= Barry Whitfield =

British Musician

Barry Whitfield (born 10 April 1954) is an English pianist, organist, jazz musician, musical director and teacher.

==Early life==
Barry Whitfield was born in the town of Grimsby and brought up in Cleethorpes in North East Lincolnshire. He was the only son of Bransby Whitfield (businessman) and Joan Whitfield, a ballet teacher, choreographer and member of the British Ballet Organisation. He attended Clee Grammar School (Matthew Humberstone Foundation School), where he gained 10 O-levels and 3 A-levels, including one in music. Initially intending to study medicine but not attaining physics, he went on to the University College of North Wales (now Bangor University) to read biochemistry. He began studying the piano at the age of five and had achieved grade eight Pianoforte, Theory of Music and Pipe Organ by the age of 13. During his teenage years, he studied piano with Harry Isaacs (Royal Academy of Music), and organ with Horace Bate (Organist at St James' Church, Muswell Hill and conductor of The Madrigal Society of London), and continued to have lessons through his years at university.

==Musical career==
After graduating, Whitfield began working as a pianist in the Sands nightclub in Cleethorpes, accompanying a variety of cabaret artists and directing a four-piece band. During this time he had the opportunity of auditioning for Sir Norman Wisdom whilst he was appearing at Skegness Pier. He accepted the position of pianist and assistant musical director and toured with Wisdom for nearly three years, in Australia, New Zealand and Rhodesia.
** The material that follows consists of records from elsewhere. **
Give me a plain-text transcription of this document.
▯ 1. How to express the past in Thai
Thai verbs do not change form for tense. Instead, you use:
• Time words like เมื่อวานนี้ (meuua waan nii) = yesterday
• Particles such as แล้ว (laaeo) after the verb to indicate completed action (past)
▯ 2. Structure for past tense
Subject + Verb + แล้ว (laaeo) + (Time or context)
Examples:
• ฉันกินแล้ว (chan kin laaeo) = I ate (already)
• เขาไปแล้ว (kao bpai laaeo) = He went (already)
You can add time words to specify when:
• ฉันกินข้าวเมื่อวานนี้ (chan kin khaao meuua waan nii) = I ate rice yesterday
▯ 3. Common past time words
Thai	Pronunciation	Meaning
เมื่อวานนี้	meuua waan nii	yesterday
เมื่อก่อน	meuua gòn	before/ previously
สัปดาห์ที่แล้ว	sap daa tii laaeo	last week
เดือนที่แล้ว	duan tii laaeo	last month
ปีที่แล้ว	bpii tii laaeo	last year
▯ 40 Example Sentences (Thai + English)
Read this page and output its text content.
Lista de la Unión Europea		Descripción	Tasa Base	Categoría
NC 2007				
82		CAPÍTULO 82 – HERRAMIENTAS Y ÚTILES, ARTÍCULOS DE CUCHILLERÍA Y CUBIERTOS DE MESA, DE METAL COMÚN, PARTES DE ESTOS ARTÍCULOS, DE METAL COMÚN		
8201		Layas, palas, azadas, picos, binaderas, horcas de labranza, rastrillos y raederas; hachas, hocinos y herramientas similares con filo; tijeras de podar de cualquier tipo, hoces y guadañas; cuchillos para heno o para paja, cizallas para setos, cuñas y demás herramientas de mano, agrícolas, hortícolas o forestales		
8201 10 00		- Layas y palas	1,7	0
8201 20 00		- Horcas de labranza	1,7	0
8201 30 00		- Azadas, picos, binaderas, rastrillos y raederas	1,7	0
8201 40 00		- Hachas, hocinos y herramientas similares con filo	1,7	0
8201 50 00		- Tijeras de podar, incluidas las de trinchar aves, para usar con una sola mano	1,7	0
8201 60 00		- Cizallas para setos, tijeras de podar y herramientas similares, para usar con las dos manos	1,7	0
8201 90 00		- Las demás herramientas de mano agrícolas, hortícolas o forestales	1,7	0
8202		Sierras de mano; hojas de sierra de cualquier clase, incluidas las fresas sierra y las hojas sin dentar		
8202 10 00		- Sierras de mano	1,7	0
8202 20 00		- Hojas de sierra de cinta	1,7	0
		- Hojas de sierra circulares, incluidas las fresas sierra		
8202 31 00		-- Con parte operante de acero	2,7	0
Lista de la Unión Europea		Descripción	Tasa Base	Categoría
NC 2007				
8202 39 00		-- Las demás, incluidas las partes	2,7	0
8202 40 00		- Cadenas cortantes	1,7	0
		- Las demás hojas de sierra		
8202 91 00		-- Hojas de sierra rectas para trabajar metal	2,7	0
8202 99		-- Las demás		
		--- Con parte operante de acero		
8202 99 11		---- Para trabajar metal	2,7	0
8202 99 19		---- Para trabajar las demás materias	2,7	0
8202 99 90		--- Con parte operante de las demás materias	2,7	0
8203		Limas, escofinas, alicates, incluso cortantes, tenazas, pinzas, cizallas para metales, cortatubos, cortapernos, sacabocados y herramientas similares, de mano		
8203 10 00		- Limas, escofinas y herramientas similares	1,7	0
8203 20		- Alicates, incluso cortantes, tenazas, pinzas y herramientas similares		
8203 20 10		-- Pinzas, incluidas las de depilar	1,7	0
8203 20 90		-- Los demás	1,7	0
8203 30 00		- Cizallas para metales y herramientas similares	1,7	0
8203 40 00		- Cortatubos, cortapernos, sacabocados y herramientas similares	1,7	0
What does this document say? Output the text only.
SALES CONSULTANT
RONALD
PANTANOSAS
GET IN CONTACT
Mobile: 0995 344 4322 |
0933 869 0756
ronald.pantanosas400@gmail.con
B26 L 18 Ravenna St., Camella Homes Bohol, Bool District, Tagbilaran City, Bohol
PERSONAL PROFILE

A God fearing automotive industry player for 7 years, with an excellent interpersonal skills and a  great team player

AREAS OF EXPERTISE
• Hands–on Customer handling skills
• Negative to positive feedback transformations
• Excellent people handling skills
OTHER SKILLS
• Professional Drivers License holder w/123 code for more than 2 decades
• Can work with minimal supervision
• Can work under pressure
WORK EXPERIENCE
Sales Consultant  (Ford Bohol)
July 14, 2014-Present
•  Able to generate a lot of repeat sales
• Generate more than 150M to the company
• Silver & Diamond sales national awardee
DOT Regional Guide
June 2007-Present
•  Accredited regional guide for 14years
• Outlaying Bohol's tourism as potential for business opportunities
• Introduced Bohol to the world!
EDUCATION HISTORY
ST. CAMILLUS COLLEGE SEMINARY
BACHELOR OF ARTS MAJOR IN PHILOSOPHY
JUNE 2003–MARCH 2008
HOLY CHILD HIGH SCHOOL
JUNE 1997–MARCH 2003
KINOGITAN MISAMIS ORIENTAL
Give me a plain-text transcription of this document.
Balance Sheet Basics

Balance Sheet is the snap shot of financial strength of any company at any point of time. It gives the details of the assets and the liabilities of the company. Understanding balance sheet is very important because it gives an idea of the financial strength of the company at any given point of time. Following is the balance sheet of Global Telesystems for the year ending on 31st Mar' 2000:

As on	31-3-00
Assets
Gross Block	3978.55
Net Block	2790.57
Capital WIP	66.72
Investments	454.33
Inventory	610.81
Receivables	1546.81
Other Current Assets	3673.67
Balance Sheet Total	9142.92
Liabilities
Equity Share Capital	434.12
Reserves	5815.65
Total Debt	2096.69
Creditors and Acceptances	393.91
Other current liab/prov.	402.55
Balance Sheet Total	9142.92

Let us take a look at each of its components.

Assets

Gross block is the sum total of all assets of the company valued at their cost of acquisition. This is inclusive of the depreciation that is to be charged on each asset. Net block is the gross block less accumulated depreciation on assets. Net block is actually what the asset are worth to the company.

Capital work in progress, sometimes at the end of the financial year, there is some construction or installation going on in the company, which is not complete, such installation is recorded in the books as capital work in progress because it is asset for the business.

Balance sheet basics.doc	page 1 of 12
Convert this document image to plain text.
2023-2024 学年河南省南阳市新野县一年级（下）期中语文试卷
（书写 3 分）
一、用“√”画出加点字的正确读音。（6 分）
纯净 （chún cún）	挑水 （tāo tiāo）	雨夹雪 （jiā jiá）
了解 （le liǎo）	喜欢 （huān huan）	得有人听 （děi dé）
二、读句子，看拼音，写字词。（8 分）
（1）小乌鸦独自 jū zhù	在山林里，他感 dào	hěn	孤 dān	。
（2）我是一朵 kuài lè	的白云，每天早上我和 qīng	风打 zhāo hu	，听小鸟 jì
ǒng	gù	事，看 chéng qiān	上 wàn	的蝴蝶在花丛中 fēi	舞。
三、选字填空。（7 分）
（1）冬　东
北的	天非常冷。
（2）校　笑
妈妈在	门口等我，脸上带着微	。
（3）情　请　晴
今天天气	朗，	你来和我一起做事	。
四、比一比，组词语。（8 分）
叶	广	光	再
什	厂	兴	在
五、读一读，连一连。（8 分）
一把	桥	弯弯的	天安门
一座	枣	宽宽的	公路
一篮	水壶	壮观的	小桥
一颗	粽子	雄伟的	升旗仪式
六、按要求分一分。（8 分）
Their tours comprised dates in the British Isles as well, including a season on the Isle of Man, where Wisdom later settled in 1980. He also made some television appearances with Wisdom, including on Saturday Night at the Mill and at the London Palladium. After leaving Wisdom's employ, Whitfield settled back in Cleethorpes and worked as a session keyboard player and arranger. He recorded for Flair Records with Black Lace, during which time he gained gold records for his work on the "magnificently dreadful" "Agadoo" and "Party Party 1" (released on Telstar Records). His band spent numerous summer seasons playing in Skegness.